At first, I felt guilty, like I was somehow being disloyal to Dog, especially when I got another dog so soon, but I soon realized the love I have for Lily doesn't diminish the love I have for Dog. Just as a parent can love more than one child, I learned I could love more than one dog. He's been gone for more than 6 years, but I still think about my sweet baby, Dog every day. Sometimes, I still cry over him, as I am now. Still, I have a WONDERFUL relationship with Lily, and I am so glad she is with me.

The depth of your grief is heartbreaking, and I am so, so sorry for what you're going through. It says something very important about you, though. It says that you are the kind of person dogs need. Every day, thousands of amazing, wonderful dogs; dogs just like your Jac, and my Dog, and my Lily, are put down simply because they aren't lucky enough to have someone like you to love them, and care for them.

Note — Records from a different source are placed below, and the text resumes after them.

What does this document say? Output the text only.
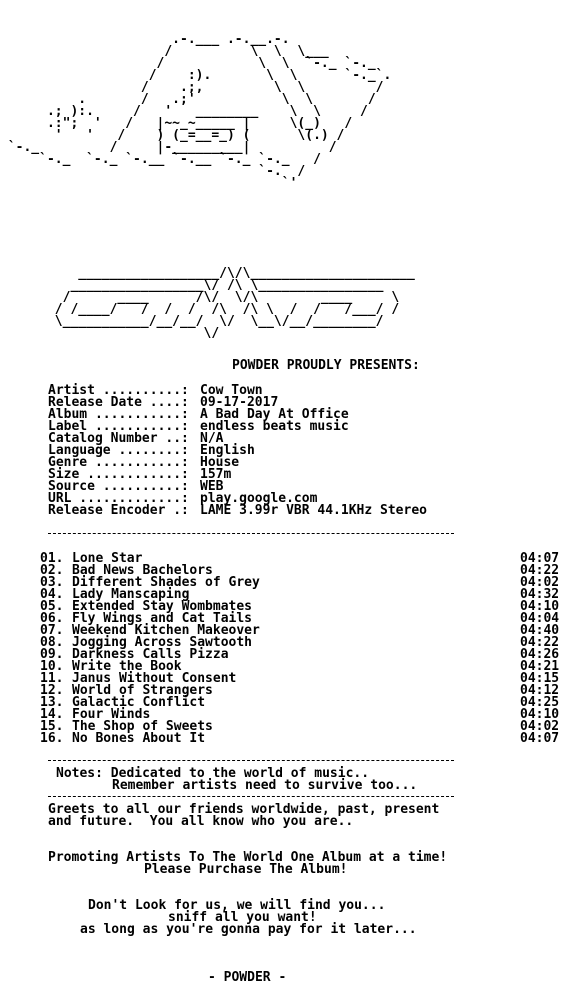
.-.___ .-.__.-.
/          \  \  \___
/            \  \  `-._ `-._
/    :).       \  \      `-._`.
/    .;,         \  \         /
.       /   .;'           \  \       /
.; ):.     /   '   ________    \  \     /
.:";  '   /   |~~_~_____ |     \(_)   /
'   '   /    ) (_=__=_) (      \(.) /
`-._         /     |-_________|          /
`-._  `-._ `-.__ `-.__ `-._ `-._   /
`-.  /
`'

__________________/\/\_____________________
_________________\/ /\ \________________
/      ____      /\/  \/\        ____     \
/ /____/   /  /  /  /\  /\ \  /  /   /___/ /
\___________/__/__/  \/  \__\/__/________/
\/

POWDER PROUDLY PRESENTS:

Artist ..........: Cow Town
Release Date ....: 09-17-2017
Album ...........: A Bad Day At Office
Label ...........: endless beats music
Catalog Number ..: N/A
Language ........: English
Genre ...........: House
Size ............: 157m
Source ..........: WEB
URL .............: play.google.com
Release Encoder .: LAME 3.99r VBR 44.1KHz Stereo

01. Lone Star	04:07
02. Bad News Bachelors	04:22
03. Different Shades of Grey	04:02
04. Lady Manscaping	04:32
05. Extended Stay Wombmates	04:10
06. Fly Wings and Cat Tails	04:04
07. Weekend Kitchen Makeover	04:40
08. Jogging Across Sawtooth	04:22
09. Darkness Calls Pizza	04:26
10. Write the Book	04:21
11. Janus Without Consent	04:15
12. World of Strangers	04:12
13. Galactic Conflict	04:25
14. Four Winds	04:10
15. The Shop of Sweets	04:02
16. No Bones About It	04:07

Notes: Dedicated to the world of music..

Remember artists need to survive too...

Greets to all our friends worldwide, past, present

and future.  You all know who you are..

Promoting Artists To The World One Album at a time!

Please Purchase The Album!

Don't Look for us, we will find you...

sniff all you want!

as long as you're gonna pay for it later...

- POWDER -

Why don't you consider volunteering at a local shelter? That's how I met Dog. I was in a new town, in a job I hated, and was totally miserable. I got the idea of exercising dogs at my local SPCA one day a week. They're always short-handed, and I learned if someone comes to meet a dog, and when they inevitably say "hello" to the dog, if the dog reaches out to shake, they are charmed and are highly likely to adopt it, so that's what I did. I worked with many dogs, but Dog stole my heart, and even though my lease said "no pets", I adopted him and had 14 incredible years with him.

It was worth getting kicked out of my apartment.

Don't deprive yourself of dogs, and don't deprive dogs of you. Someone who loves as deeply as you do is someone a dog out there somewhere needs.